A MOTHER has spoken of her shock after her child's "twisted" killer was jailed for animal cruelty.

Lee Michael, 34, was jailed for 24 weeks on Tuesday for hitting a puppy so hard a chunk of her jaw was knocked out, and cruelly mistreating a cat which later died.

Wirral Magistrates heard Michael had changed his name since he, as Lee Khair, had been convicted of manslaughter for killing his two-year-old son Ryan Franklin-Khair in Dorset in 2002.

Ryan's mother, Cathy Jacques, of Blandford, said she was "shocked" to hear the news on Tuesday evening.

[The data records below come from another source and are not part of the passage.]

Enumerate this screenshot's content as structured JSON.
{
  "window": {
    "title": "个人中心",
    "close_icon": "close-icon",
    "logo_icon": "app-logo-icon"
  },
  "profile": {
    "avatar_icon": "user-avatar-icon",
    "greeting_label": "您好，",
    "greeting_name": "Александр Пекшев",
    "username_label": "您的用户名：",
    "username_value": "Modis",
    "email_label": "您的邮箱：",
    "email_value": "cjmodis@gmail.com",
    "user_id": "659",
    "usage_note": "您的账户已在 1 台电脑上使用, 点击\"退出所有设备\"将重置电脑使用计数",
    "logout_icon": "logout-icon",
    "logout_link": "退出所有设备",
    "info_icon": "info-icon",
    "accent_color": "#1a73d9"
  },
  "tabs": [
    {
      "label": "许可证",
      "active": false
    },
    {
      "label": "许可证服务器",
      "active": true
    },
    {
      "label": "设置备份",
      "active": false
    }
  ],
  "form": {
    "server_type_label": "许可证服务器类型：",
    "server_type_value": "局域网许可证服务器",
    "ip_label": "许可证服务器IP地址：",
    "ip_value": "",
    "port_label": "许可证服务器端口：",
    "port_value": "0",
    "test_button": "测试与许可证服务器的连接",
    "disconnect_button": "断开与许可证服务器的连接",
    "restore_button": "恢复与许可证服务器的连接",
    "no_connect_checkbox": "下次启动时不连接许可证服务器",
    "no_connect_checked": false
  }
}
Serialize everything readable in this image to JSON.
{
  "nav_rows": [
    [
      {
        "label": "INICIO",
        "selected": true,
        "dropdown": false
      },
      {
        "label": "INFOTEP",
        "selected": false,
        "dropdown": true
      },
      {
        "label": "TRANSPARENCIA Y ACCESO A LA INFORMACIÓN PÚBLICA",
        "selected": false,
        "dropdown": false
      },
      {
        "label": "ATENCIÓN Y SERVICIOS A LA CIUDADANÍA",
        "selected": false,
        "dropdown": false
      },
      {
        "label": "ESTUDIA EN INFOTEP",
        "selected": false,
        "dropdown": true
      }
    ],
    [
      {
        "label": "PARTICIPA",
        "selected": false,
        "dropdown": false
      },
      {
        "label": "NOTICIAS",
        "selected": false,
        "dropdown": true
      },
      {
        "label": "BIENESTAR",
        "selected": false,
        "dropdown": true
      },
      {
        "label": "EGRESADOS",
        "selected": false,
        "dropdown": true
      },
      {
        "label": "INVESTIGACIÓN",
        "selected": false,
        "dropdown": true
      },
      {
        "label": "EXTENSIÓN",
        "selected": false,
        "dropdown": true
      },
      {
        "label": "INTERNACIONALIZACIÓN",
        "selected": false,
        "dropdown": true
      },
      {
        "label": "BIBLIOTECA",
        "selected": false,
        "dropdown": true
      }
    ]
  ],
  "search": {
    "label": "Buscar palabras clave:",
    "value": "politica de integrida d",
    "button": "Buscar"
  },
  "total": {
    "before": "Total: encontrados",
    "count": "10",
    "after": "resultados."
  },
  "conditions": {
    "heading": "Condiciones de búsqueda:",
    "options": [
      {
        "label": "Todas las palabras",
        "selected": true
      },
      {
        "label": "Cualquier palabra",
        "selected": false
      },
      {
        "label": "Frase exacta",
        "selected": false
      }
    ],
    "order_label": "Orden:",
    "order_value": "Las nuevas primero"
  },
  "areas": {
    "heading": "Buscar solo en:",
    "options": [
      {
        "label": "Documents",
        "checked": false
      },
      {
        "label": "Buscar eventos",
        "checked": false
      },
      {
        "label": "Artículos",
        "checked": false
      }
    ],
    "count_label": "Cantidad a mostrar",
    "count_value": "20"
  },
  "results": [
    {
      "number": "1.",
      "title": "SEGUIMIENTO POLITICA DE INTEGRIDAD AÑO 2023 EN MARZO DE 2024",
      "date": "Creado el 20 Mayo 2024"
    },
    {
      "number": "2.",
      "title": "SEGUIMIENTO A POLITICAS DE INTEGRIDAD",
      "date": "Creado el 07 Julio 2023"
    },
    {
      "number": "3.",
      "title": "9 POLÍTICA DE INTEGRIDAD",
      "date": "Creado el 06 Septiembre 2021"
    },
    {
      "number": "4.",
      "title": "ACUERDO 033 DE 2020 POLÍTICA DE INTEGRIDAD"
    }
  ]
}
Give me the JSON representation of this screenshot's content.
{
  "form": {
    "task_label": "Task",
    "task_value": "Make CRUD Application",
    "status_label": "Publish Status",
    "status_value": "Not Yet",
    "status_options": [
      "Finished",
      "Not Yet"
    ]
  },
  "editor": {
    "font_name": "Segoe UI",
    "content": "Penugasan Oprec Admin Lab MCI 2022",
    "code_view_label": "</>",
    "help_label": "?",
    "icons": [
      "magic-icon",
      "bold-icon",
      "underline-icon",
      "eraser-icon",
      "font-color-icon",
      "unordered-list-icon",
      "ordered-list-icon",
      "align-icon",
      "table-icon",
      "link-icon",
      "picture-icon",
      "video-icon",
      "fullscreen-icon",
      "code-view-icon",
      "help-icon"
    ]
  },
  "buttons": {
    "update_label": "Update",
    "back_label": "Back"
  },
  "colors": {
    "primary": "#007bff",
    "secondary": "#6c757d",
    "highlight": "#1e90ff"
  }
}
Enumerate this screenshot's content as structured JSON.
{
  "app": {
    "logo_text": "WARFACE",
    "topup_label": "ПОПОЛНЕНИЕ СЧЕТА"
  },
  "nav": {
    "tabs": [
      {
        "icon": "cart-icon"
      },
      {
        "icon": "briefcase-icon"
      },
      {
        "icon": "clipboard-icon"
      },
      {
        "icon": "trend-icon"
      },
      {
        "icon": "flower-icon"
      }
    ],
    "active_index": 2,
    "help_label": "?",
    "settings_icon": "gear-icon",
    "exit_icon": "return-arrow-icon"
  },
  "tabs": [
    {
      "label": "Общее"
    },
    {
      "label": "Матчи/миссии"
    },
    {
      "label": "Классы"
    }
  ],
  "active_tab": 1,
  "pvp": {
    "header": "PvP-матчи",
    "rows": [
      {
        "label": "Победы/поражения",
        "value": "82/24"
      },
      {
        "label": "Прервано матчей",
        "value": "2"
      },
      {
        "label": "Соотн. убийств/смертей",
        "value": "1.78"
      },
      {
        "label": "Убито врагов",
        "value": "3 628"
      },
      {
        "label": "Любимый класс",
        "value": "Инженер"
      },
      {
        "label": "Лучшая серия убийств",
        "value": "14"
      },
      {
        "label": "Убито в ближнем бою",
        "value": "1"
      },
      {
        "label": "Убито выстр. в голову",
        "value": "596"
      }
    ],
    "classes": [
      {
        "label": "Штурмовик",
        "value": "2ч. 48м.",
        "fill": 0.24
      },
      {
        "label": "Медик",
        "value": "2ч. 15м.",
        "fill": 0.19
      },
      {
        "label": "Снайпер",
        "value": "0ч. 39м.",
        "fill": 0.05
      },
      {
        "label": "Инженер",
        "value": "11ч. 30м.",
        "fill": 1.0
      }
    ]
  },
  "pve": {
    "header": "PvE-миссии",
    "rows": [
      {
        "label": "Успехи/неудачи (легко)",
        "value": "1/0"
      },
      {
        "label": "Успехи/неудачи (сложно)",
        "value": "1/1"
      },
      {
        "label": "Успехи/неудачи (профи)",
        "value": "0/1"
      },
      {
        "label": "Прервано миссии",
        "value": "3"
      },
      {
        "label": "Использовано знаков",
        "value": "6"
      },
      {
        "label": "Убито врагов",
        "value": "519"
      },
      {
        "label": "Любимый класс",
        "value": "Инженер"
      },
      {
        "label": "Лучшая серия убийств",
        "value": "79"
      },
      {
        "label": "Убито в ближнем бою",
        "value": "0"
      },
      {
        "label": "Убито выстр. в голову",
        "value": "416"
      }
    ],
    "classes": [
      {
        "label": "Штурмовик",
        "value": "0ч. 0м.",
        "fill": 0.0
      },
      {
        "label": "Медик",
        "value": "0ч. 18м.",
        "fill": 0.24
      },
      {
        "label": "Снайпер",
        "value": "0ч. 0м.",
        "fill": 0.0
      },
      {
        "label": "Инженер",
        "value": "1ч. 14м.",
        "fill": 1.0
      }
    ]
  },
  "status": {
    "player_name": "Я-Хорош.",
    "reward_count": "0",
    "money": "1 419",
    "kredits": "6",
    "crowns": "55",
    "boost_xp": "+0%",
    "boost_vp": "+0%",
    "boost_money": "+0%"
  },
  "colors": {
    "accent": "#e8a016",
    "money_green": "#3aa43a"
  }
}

"I went online and saw his face everywhere, and I had trouble sleeping that night," she said.

"I wasn't shocked at the violence. He is violent, he is twisted.

"It was shock at his face staring back at me."

In 2003 Michael, then 22, was sentenced to seven years in prison for causing Ryan's death, after a trial at Winchester Crown Court.

The jury heard he was looking after the toddler at Mrs Jacques' home in Blandford when the boy was found by paramedics at the bottom of the stairs with head injuries and extensive bruising. He died in hospital two days later.

Former soldier Michael was released after serving half of his sentence and soon changed his name. He has been working in fitness in the Wirral area.

The judge said the case had "chilling echoes" of the attack on Ryan.

Mrs Jacques, 40, has previously criticised Michael's sentence for her son's death, saying he should have received a life term.

"This case indicates I was right all along, he should have had a longer sentence," she said.

"The people in charge of the justice system need to listen to the victims' families, we know a lot about these types of people, they do go on to re-offend.

"I am also worried that he can change his name, people in that area won't know what he has done."

In court on Tuesday, Michael, of Lower Thingwall Lane, Thingwall, was banned for life from keeping animals, ordered to pay £2,423 costs and undergo 12 months supervision after admitting five counts of causing unnecessary cruelty to animals - a pug puppy called Babs and a cat called Larry.

RSPCA Inspector Anthony Joynes said the case involved "stomach-churning" cruelty.

"I feel we have only revealed the tip of the iceberg of events and we will never know exactly what poor Larry the cat went through in its ordeal and final moments," he said.

"However, I am proud that we have managed to save the puppy - now called Ruby, who is now getting the love, care and attention she deserves in a new home."